Daily Gazette: Psychologist pushes ban on torture

Thomas K. Duane

 

— As a psychologist, Steven Reisner believes his job is “to do good . . . to improve human welfare.”

Now, as a co-founder of the grassroots organization New York Campaign Against Torture, Reisner is pushing for the passage of legislation that would prohibit any licensed New York health professional from participating in interrogations or “improper treatment” of prisoners.

“Much of the Bush administration’s use of torture was guided and spread by psychologists,” Reisner said. “Health professionals are supposed to help people. They are not supposed to participate in undermining their physical or mental state. They are not supposed to use their specialized knowledge to cause people distress. That’s why I find this so reprehensible.”

If passed, the law — which advocates refer to as the anti-torture bill — would apply to both detainees held in connection with the war on terror and prisoners in the U.S.

Earlier this year, President Barack Obama released Justice Department memos detailing the harsh techniques, such as waterboarding and slamming detainees against walls, that were authorized after the Sept. 11 terrorist attacks and used at the Guantanamo Bay prison and other overseas detention centers. These techniques violate international and national law and are considered torture.

According to the legislation, the New York bill is guided by two basic principles: that “health care professionals shall be dedicated to providing the highest standard of health care, with compassion and respect for human dignity and rights,” and that “torture and improper treatment of prisoners are wrong and inconsistent with the practice of the health care professions.”

The legislation notes that “ordinarily there are limits on New York state’s jurisdiction relating to conduct outside the state or under federal authority. However, it is proper for the state to regulate health care professional licensure in relation to a professional’s conduct, even where the conduct occurs outside the state; certain wrongful out-of-state conduct is already grounds for professional discipline.”

The bill defines torture as “any intentional act or intentional omission by which severe pain or suffering, whether physical or mental, is inflicted on a person for such purposes as obtaining from the person or from a third person information or a confession, punishing the person for an act the person or a third person has committed [including the holding of a belief or membership in any group] or is suspected of having committed or intimidating or coercing the person or a third person, or for any reason based on discrimination of any kind.”

Under the law, health professionals would be barred from facilitating and participating in torture or improper treatment, examining, evaluating or treating a prisoner to certify whether torture or improper treatment can begin or be resumed, being present while torture or improper treatment is being administered, omitting indications of torture or improper treatment from records or reports and altering health care records to hide, misrepresent or destroy evidence of torture or improper treatment.

The legislation was proposed by Assemblyman Richard Gottfried, D-Manhattan, and Senator Tom Duane, D-Manhattan. It was proposed in 2008 but only recently picked up a sponsor in the Senate.

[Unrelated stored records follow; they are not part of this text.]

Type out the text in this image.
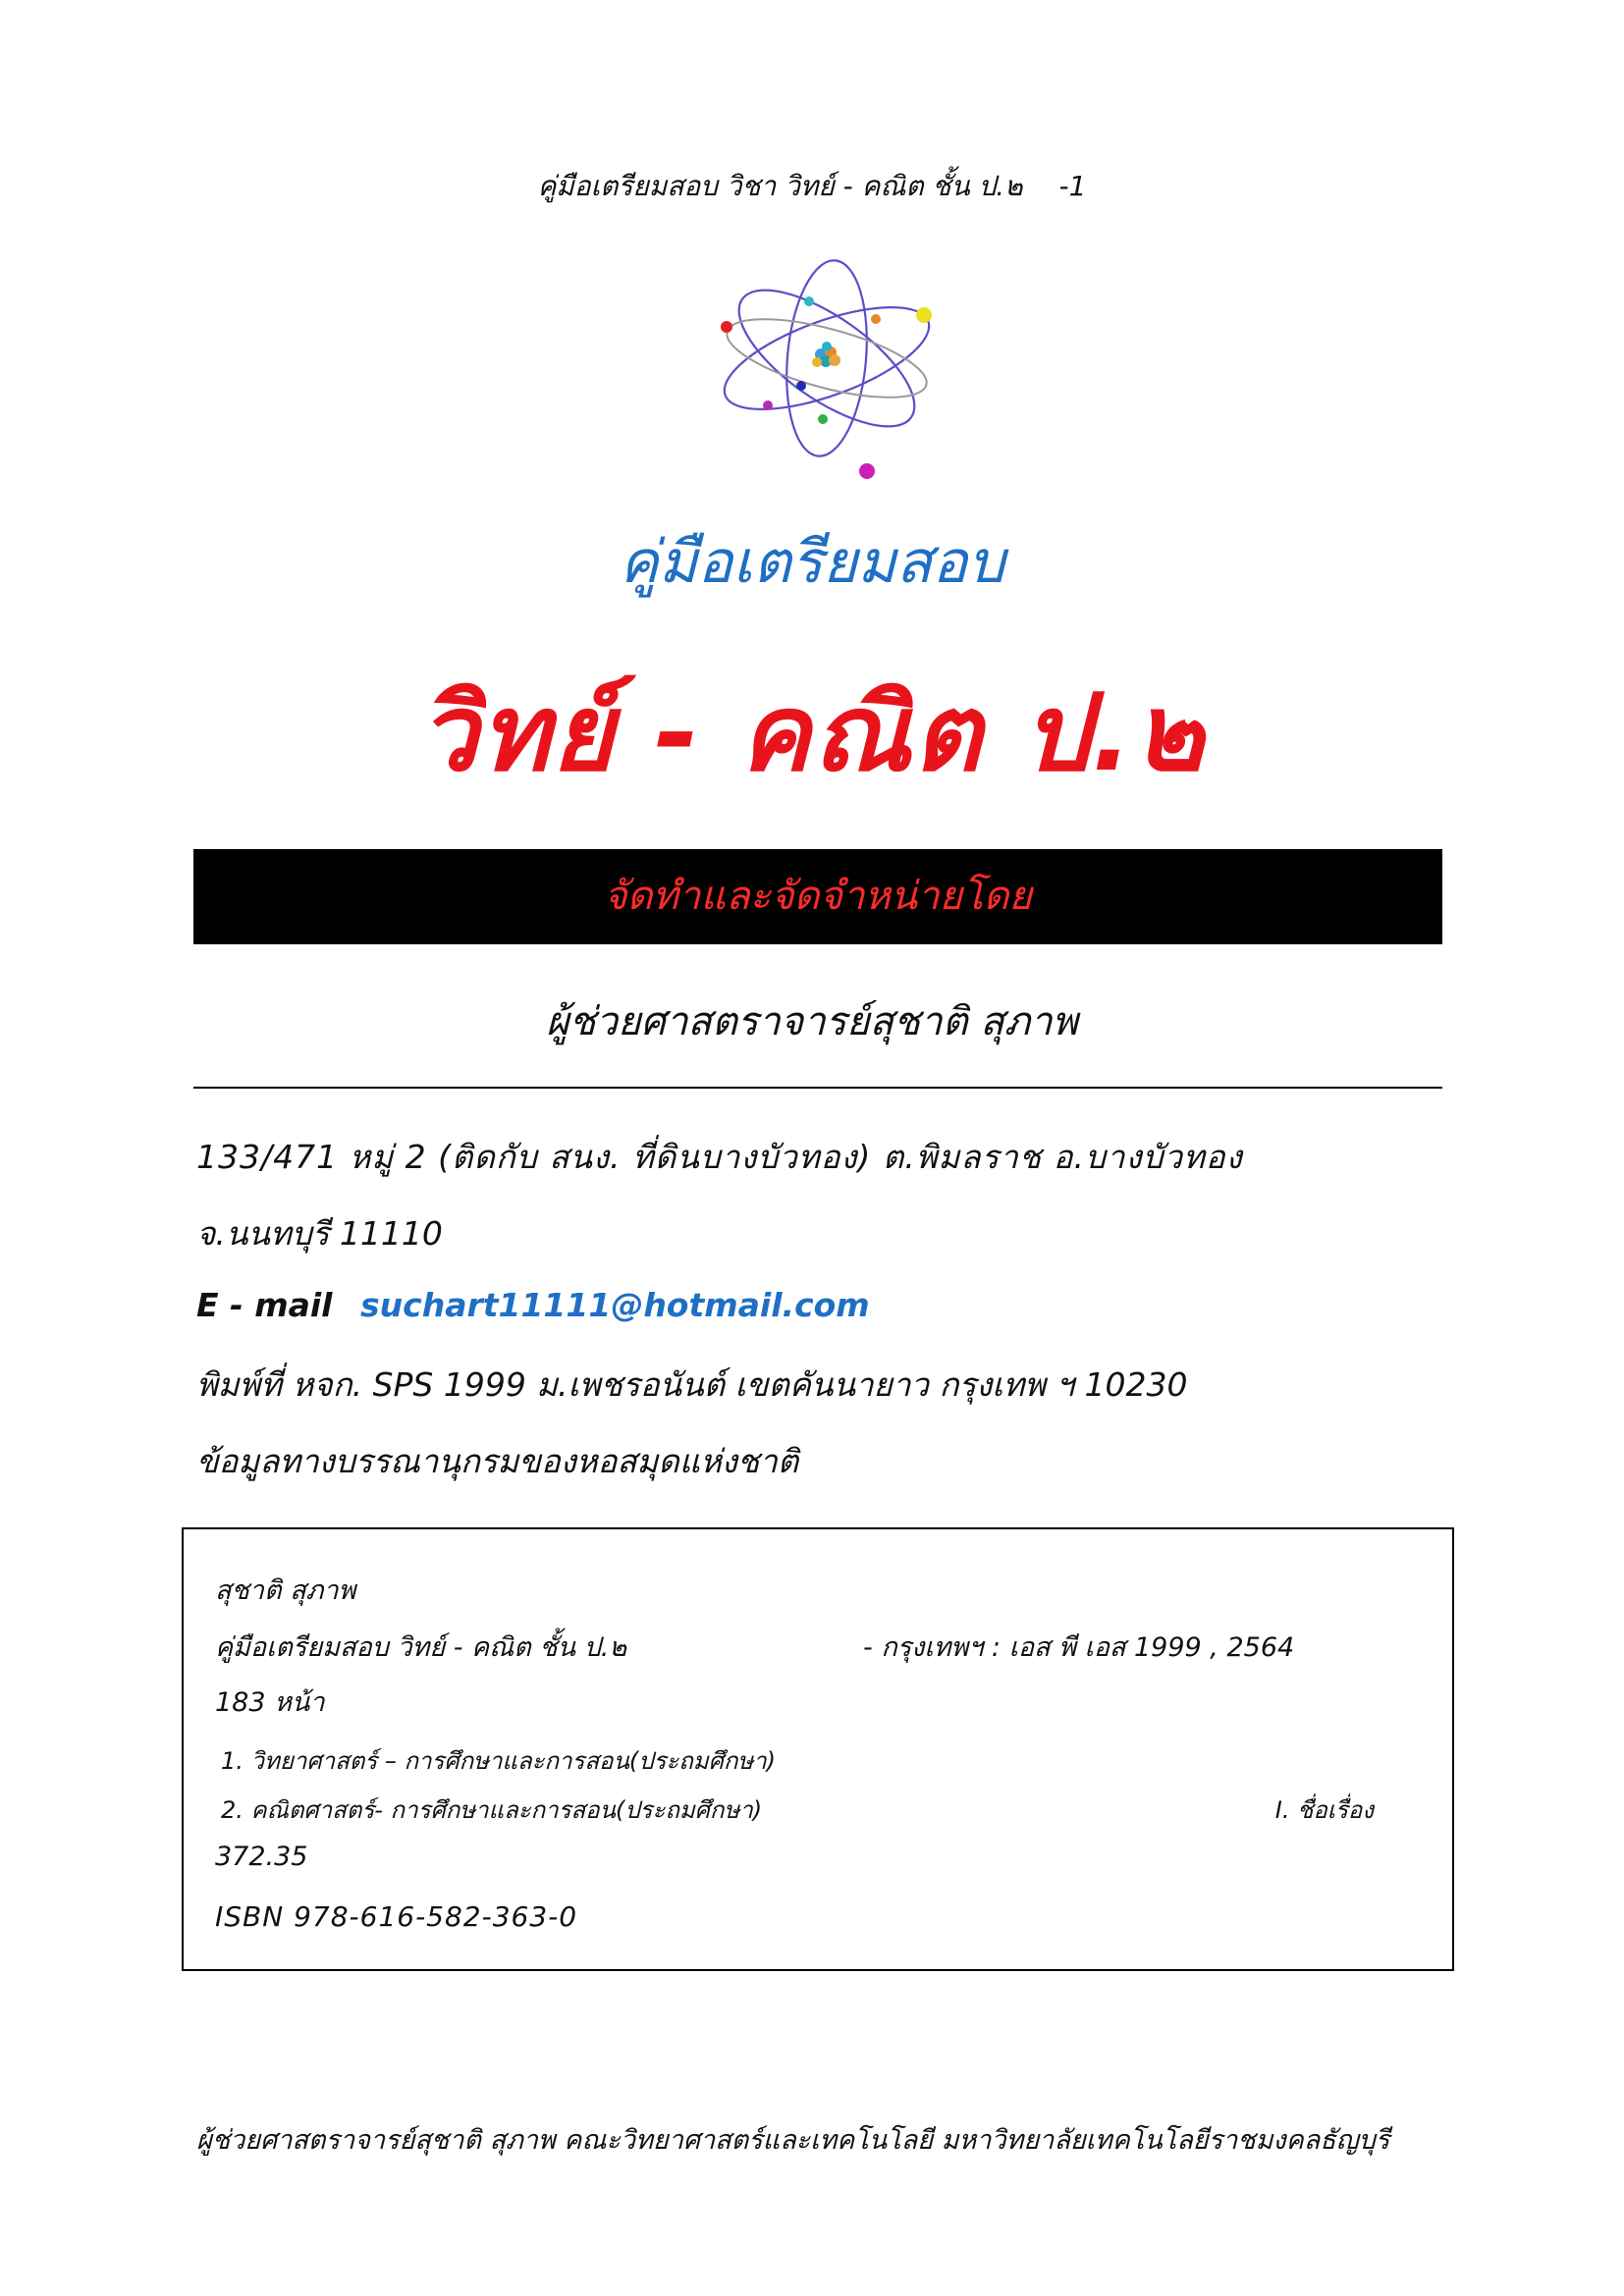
คู่มือเตรียมสอบ วิชา วิทย์ - คณิต ชั้น ป.๒ -1
คู่มือเตรียมสอบ
วิทย์ - คณิต ป.๒
จัดทำและจัดจำหน่ายโดย
ผู้ช่วยศาสตราจารย์สุชาติ สุภาพ
133/471 หมู่ 2 (ติดกับ สนง. ที่ดินบางบัวทอง) ต.พิมลราช อ.บางบัวทอง
จ.นนทบุรี 11110
E - mail suchart11111@hotmail.com
พิมพ์ที่ หจก. SPS 1999 ม.เพชรอนันต์ เขตคันนายาว กรุงเทพ ฯ 10230
ข้อมูลทางบรรณานุกรมของหอสมุดแห่งชาติ
สุชาติ สุภาพ
คู่มือเตรียมสอบ วิทย์ - คณิต ชั้น ป.๒	- กรุงเทพฯ : เอส พี เอส 1999 , 2564
183 หน้า
1. วิทยาศาสตร์ – การศึกษาและการสอน(ประถมศึกษา)
2. คณิตศาสตร์- การศึกษาและการสอน(ประถมศึกษา)	I. ชื่อเรื่อง
372.35
ISBN 978-616-582-363-0
ผู้ช่วยศาสตราจารย์สุชาติ สุภาพ คณะวิทยาศาสตร์และเทคโนโลยี มหาวิทยาลัยเทคโนโลยีราชมงคลธัญบุรี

The bill has the support of the New York State Psychological Association.

‘Do no harm’

Jerry Grodin, a Saratoga County-based psychologist and president-elect of NYSPA, said he likes the bill for several reasons: “It codifies the ethical behavior already expected of psychologists, it protects folks who might be whistle blowers and its premise is that psychologists should do no harm. . . . There are no innocent bystanders in these situations. You must report what you know.

“This is something we applaud,” Grodin said. “We think it’s a wonderful bill.”

Grodin co-chairs NYSPA’s legislative committee, which reviewed the anti-torture bill.

Reisner and other psychologists have accused the American Psychological Association of dragging its feet on the issue of torture and even enabling the Bush administration.

Last week, an article criticizing the APA written by South Carolina psychologist Bryant Welch appeared on The Huffington Post Web site. He wrote, “We now know that psychologists helped design and implement significant segments of George Bush’s torture program. Despite their credo, ‘Above all, do no harm,’ two psychologists developed instruments of psychological torture. . . . Most remarkably of all, this whole process occurred under a protective ‘ethical’ seal from the American Psychological Association [APA], psychologists’ largest national organization. The APA governance rejected calls from its membership for APA to join other health organizations in declaring participation in Bush detention center interrogations illegal.”

The APA maintains that it does not condone involvement in torture. “It’s never permitted,” said Kim Mills, a spokeswoman for the organization.

In 2008, the APA adopted an amendment to a 2007 resolution on torture to more clearly express the organization’s anti-torture policy. The amendment outlines the techniques psychologists are barred from assisting — the list includes sexual humiliation, waterboarding and exploitation of phobias — and states, “Psychologists are absolutely prohibited from knowingly planning, designing, participating in or assisting in the use of all condemned techniques at any time and may not enlist others to employ these techniques in order to circumvent this resolution’s prohibition.”

But Welch said the APA is being disingenuous and the organization’s governing structure resisted fully implementing the anti-torture resolution passed by members.

Of the New York bill, he said, “It’s something that shouldn’t be necessary.”

The New York Campaign Against Torture is a coalition of health professionals, attorneys and human rights advocates.

Reisner ran for president of the American Psychological Association on an anti-torture platform but lost.